BACCHUS


[Read the whole of the 'Bacchus' scene here.]

My candidate for Bacchus is Sir John Perrot.

In 1592 Sir John Perrot was much in the news, as he faced trial for treason. Commonly reputed to be a son of Henry VIII, whom he resembled in build and manner, Perrot was a soldier and administrator, high-handed and 'habitually a coarse speaker'. (Handover, p.83) While Lord Deputy in Ireland he clashed violently with the chancellor, Adam Loftus, Archbishop of Armagh and Dublin, who sent his chaplain to confer about the Perrot problem with Sir Christopher Hatton. (Sir Christopher disliked Perrot, allegedly because Perrot had seduced an illegitimate daughter of his.) The chaplain Loftus sent was Richard Bancroft, who became first Hatton's and then Whitgift's chaplain.

Although accused of treason Perrot was in Burghley's lenient custody for some time (he was on good terms with Burghley) before being transferred to the Tower: at his trial the only charge that seemed to be pressed vigorously was that of contemptuous speech against the Queen ('a base, bastard, pissing kitchen woman'). His chief enemy Hatton being dead by the time the case came to trial, and with both the Cecils and Essex anxious to get him off - his son was married to Essex's sister - it has always been difficult to understand why Perrot was nevertheless sentenced to death. Sentence was never carried out, however. Elizabeth allegedly scoffed at the judges' guilty verdict, delayed signing the warrant and Perrot died suddenly in custody in the Tower in September 1592.

Described as 'god fatbacke', and 'god barrell-bellie', Bacchus also has a paunch 'built like a round church'. I have seen no portrait, but Perrot apparently shared a strong resemblance to Henry VIII. Presumably this included his striking physique.
Bacchus is amazingly disrespectful, not only using 'thou' constantly to his lord but conspicuously failing to give him any honorific at all. He usually addresses him as 'Summer', or at one point tipsily 'Sim Summer'. At another he drunkenly scolds and berates his lord: 'thou art a bad member, a Dunse, a mungrell...' Perrot was convicted principally on charges of speaking contemptuously of the Queen, calling her 'silly woman' and 'base, bastard pysskitching'. Camden wrote: 'He was charged first to have violated the Queenes Majesty by opprobrious words, and to have said shee was illegitimate, fearefull, and curious, that she cared not for military men, that she had hindered him from reducing Ulster into order, and that shee would one day stand in neede of his helpe.'
Bacchus implies Summer is impoverished ('a good fellow is a good fellow thou he haue neuer a penny in his purse') and stingy ('thy niggardly habitation'). Perrot had claimed the Queen's failure to send him sufficient funds had prevented his pacifying Ireland.
At one point the servant Bacchus actually addresses his monarch as 'brother':

'Nay, soft, brother Summer,...'

Perrot was widely believed to be an illegitimate son of Henry VIII. After the verdict was announced he spluttered that surely the Queen would not let her brother die.
Summer's verdict is:
'Hale him away, he barketh like a wolf; It is his drink, not hee, that rayles on vs'
This lofty tolerance fits the attitude Elizabeth adopted in public. As Camden puts it in his annals for 1592, after sentence was passed she did not sign the warrant: '... the Queenes displeasure being asswaged. For in this time shee was often heard to commend that rescript of Theodosius, Honorius, and Arcadius, If any man speake ill of the Emperour, if of lightnesse, it is to be contemned; if of madnesse, to be pittied; if of injury, to be remitted. ...

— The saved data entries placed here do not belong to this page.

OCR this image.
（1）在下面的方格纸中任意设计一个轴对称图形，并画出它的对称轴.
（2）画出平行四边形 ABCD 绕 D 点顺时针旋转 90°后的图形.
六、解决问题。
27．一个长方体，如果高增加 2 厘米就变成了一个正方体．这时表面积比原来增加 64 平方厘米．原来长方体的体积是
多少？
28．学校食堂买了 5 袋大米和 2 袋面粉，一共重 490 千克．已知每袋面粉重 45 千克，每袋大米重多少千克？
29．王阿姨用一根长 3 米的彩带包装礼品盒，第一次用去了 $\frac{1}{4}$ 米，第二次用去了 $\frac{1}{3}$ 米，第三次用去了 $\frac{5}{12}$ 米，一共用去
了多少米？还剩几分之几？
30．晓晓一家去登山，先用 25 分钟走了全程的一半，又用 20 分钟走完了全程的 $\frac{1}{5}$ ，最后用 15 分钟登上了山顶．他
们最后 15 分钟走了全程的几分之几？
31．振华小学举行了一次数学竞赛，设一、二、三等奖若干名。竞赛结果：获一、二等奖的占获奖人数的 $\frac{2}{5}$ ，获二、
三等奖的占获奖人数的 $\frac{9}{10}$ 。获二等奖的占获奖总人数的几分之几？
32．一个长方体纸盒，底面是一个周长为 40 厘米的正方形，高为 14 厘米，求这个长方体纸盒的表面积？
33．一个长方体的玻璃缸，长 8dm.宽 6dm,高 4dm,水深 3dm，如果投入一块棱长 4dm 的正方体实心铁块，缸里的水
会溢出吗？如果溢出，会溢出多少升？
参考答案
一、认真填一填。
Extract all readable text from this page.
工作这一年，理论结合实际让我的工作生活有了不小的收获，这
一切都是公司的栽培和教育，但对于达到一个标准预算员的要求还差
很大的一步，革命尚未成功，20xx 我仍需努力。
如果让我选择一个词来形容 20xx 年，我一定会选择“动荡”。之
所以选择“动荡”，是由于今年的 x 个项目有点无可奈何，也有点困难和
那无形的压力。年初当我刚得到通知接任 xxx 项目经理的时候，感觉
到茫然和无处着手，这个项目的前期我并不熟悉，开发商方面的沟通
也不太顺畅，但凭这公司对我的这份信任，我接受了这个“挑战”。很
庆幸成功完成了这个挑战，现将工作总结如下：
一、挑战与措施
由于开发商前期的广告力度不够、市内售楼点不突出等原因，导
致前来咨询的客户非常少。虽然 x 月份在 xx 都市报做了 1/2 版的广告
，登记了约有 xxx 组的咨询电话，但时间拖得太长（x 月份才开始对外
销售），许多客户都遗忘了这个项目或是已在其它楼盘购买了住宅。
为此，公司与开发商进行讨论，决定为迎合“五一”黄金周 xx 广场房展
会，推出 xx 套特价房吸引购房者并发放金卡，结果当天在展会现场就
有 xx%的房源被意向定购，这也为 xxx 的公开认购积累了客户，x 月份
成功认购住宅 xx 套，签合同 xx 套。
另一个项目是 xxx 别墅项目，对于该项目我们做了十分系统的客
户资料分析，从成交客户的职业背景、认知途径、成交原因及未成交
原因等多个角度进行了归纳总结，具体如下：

It's also worth pointing out that wolves were associated with Ireland.

Bacchus is an aggressive drunk. He threatens to urinate on Autumn and forces Will Summer to swallow a whole jack of beer on his knees. His speech is sometimes garbled and he seems over-loquacious:
'It is wine's custom to be full of words...' sighs Summer
Nothing I have seen so far says Perrot was an alcoholic, though he seems to have been a hard drinker from his youth. But his shambling replies at his trial, his complaint that his memory was failing, his brawling behaviour and recklessly disrespectful speeches in Ireland suggest his judgement had declined, and drink may have contributed. He died suddenly in September 1592 and Tennison suggests he may have been poisoned. If 'Bacchus' is a portrait of Perrot, I would guess the poison came in a bottle and was self-administered.